Fortunately, sklearn s directly have such a method for us to use. The parameters commonly used in CountVectorizer method are:
- max_df: Keywords (too trivial) that appear in documents that exceed this ratio are removed.
- min_df: Keywords (too unique) that appear in documents below this number are removed.
- token_pattern: Numbers and punctuation are removed mainly through regularization.
- Sto_words: Setting up a stop list, such words will not be counted out (mostly virtual words, articles, etc.). We need a list structure, so the code defines a function to handle the stop list.
from sklearn.feature_extraction.text import CountVectorizer def get_custom_stopwords(stop_words_file): with open(stop_words_file) as f: stopwords = f.read() stopwords_list = stopwords.split('\n') custom_stopwords_list = [i for i in stopwords_list] return custom_stopwords_list stop_words_file = 'Terminology of Hatou University of Technology.txt' stopwords = get_custom_stopwords(stop_words_file) vect = CountVectorizer(max_df = 0.8, min_df = 3, token_pattern=u'(?u)\\b[^\\d\\W]\\w+\\b', stop_words=frozenset(stopwords))
If you want to see what the bottom data is, you can see it through the following code.
test = pd.DataFrame(vect.fit_transform(X_train).toarray(), columns=vect.get_feature_names()) test.head()

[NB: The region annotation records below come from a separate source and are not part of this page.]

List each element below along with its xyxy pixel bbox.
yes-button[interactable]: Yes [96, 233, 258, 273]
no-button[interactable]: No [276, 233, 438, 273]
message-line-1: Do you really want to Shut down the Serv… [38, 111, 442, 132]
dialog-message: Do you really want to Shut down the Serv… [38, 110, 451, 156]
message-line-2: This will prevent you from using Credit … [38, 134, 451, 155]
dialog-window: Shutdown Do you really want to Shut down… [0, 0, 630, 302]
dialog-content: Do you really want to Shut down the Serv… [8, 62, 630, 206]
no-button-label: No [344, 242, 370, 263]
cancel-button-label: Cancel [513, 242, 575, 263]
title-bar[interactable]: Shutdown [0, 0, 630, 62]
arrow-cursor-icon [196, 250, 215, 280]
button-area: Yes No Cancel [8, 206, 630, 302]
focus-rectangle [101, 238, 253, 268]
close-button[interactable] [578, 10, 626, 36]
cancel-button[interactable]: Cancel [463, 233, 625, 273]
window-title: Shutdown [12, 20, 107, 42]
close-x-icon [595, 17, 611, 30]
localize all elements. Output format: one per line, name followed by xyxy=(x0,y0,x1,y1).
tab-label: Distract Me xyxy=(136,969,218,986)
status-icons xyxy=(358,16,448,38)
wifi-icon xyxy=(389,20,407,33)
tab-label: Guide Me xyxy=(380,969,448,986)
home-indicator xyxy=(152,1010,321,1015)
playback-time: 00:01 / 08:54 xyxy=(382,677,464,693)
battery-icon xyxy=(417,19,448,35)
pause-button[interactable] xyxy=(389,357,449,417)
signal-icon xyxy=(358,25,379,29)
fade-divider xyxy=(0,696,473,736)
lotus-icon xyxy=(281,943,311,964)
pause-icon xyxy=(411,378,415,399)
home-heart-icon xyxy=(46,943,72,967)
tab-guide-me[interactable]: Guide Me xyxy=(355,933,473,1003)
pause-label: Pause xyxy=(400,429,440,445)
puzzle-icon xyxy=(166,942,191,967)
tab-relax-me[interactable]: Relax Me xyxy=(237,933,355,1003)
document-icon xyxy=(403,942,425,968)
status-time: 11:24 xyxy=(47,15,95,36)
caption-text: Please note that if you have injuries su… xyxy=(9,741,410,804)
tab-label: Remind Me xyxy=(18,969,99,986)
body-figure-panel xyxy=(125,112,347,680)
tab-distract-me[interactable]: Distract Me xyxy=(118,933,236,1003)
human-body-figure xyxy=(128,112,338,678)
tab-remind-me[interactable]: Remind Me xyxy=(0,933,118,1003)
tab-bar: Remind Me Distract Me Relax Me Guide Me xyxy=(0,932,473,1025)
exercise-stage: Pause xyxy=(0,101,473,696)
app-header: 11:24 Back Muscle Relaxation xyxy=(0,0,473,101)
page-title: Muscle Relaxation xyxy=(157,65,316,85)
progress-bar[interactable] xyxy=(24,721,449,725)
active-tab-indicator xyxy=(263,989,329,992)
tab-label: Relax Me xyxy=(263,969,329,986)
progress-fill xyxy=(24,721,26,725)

The training model is very simple, using the naive Bayesian algorithm, the result is 0.899, much better than the previous snownlp.
from sklearn.naive_bayes import MultinomialNB nb = MultinomialNB() X_train_vect = vect.fit_transform(X_train) nb.fit(X_train_vect, y_train) train_score = nb.score(X_train_vect, y_train) print(train_score) # result 0.899375
Of course, we need test data to verify the accuracy, the result is 0.8275, the accuracy is still good.
X_test_vect = vect.transform(X_test) print(nb.score(X_test_vect, y_test)) # result 0.8275
Of course, we can also put the results into data data data:
X_vec = vect.transform(X) nb_result = nb.predict(X_vec) data['nb_result'] = nb_result
Discussions and shortcomings
- Less sample size
- The model does not adjust parameters
- No cross validation
Code download: https://github.com/panluoluo/crawler-analysis Download the complete data and code.
Message punching: Tell me about the comments. The public responded back-stage, joined the card learning group, and worked together in 2019.